Why do I prepare prunes and noodles for lunch on Good Friday? It’s a German Russian heritage food tradition. Where we live German Russian culture remains strong. Traditions I think are important for our children to learn and carry on. While I didn’t grow up with this food tradition, I learned about it from the locals and started it years ago. Our kids now have come to expect it.
They know on Good Friday we’re eating prunes and noodles together and talking about Jesus’s death, sacrifice and the coming of our Easter celebration.

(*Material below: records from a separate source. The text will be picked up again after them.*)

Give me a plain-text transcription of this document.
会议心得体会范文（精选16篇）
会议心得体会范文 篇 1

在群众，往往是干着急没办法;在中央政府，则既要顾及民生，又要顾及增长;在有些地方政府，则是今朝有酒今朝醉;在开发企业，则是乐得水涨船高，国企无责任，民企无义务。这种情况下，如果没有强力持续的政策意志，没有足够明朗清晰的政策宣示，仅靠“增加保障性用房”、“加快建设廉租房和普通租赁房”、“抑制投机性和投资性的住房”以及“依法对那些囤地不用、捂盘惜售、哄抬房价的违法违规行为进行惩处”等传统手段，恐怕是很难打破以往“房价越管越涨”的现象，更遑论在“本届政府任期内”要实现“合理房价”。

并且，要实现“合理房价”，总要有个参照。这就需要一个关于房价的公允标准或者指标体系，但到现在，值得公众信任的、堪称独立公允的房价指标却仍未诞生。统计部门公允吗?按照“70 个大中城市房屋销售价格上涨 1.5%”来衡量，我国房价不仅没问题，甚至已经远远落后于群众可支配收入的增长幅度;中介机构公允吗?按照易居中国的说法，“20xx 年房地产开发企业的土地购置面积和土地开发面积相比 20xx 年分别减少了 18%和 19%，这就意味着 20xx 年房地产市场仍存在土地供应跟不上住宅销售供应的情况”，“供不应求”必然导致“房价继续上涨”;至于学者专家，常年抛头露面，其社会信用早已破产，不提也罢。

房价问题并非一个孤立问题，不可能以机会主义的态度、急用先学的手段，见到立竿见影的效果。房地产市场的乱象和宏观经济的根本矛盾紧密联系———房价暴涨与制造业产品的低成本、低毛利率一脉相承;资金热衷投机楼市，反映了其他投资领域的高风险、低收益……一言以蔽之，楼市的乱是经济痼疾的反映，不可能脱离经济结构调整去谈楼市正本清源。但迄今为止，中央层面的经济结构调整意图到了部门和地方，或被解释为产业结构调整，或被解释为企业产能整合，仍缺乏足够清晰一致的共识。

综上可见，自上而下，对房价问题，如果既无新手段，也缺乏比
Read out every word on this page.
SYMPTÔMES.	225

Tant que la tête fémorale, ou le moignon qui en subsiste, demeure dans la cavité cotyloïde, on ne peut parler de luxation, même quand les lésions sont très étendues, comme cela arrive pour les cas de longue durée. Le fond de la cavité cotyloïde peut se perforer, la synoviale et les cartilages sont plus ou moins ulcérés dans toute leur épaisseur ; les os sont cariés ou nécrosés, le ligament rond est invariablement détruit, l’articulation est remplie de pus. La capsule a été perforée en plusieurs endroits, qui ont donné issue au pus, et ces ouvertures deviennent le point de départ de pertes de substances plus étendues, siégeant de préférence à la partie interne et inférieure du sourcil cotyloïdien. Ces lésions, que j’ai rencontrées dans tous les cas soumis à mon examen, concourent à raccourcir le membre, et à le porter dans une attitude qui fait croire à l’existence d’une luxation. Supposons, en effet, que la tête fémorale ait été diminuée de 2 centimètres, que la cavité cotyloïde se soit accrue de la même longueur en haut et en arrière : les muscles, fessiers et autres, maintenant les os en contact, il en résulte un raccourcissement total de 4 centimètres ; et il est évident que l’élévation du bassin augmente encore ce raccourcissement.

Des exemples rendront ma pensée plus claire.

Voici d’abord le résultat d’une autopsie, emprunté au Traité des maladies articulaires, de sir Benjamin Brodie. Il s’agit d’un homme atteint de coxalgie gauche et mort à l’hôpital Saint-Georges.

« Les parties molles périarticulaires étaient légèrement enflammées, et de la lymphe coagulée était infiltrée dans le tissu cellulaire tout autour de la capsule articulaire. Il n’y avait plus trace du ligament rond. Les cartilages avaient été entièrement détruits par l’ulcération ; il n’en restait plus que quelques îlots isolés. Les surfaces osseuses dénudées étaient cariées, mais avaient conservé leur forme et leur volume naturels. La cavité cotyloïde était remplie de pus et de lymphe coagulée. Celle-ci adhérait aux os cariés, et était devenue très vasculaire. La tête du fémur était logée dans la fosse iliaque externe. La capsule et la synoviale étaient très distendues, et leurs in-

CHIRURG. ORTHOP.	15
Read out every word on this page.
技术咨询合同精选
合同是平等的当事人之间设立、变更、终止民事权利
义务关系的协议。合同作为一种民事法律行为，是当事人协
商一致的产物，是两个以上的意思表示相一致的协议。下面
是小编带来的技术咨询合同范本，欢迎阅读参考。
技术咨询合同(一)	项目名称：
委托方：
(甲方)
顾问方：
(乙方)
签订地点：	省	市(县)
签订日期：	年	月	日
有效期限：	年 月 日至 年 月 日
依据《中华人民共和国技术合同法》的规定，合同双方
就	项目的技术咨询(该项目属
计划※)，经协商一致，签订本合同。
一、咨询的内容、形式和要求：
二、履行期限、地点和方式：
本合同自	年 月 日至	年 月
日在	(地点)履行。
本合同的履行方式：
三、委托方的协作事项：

My kids don’t like the prunes and egg noodles meal. Mysteriously, today almost all the prunes were missing from the container before I started to cook. You can watch my Instagram stories today to see who the culprit may be. I added golden raisins, dried blueberries, and canned peaches to the prunes. I also added water, honey, and cinnamon while they cooked and added cold water with cornstarch at the end to thicken the sauce. Egg noodles traditionally were homemade in this German Russian food tradition. However, our small town grocery store sells egg noodles from Hosmer, South Dakota and as our daughter, Miss E said to me, “Somebody made them!” Just not us.
My favorite part is frying up some bits of bread in butter with some salt to top the dish with. It’s a hearty Good Friday meal. I think it’s yummy but most of all, I love the tradition of how a meal allows us to pause and talk about the importance of Good Friday in our Christian faith. Starting new traditions or following old ones create connections and memories. While our kids don’t love prunes and noodles, they will always remember this day as different than other days of the year. I hope as they grow older they realize the food isn’t what is the important part of the day but their faith.
Have a blessed Easter celebration, sharing in new or old traditions.